Saturday 22 May 2010

UK euro entry: Sour grapes?

The Liberal Democrats seem to have easily agreed to the demand by the Conservative Party to exclude the introduction of the euro currency, as stated in the coalition programme:

We will ensure that Britain does not join or prepare to join the Euro in this Parliament.

While the visceral hatred of all things EU and euro among the conservative power base should not be underestimated, one reason for this seemingly effortless agreement brings to mind the “sour grapes” in Aesop’s fable The Fox and the Grapes.

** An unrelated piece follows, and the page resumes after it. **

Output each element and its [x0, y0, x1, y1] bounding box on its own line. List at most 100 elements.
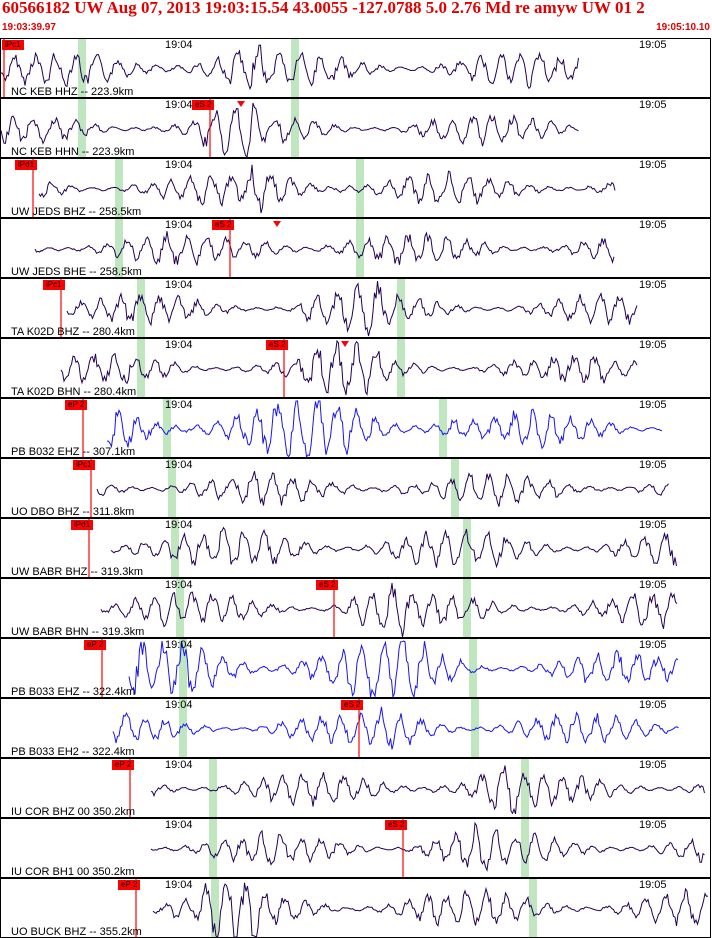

The latest edition from the House of Commons Library: Economic Indicators, May 2010 (Research Paper 10/35, 13 May 2010; 40 pages) tells us the following about government deficits:

The UK’s 12% deficit in 2010 is expected to be the largest in the EU, with Ireland’s 11.7% second highest. A 10% UK deficit in 2011 would be below Ireland’s 12.1% and only slightly above that of Greece (9.9%, though the IMF programme envisages 7.6%). However, the UK’s gross debt would remain less than two-thirds of Greece’s.

The UK’s gross public debt was estimated to rise from 68.1 per cent in 2009 to 86.9 per cent of GDP in 2011 (page vii).

According to the EMU convergence criteria (or Maastricht criteria) for the third stage in economic and monetary union (EMU) low inflation is a necessity, so the UK would fail the price stability test.

Britain has not participated in the exchange-rate mechanism for two years without devaluation against the euro (its favourite remedy for economic ills), so it clearly fails to qualify.

Failing on all grounds, the United Kingdom could not introduce the euro in a foreseeable future even if it wanted to. Somehow the invisible hand of the markets seems to guard Britain in comparison with the eurozone basket cases.

In such circumstances it is easy to trumpet defeat as victory.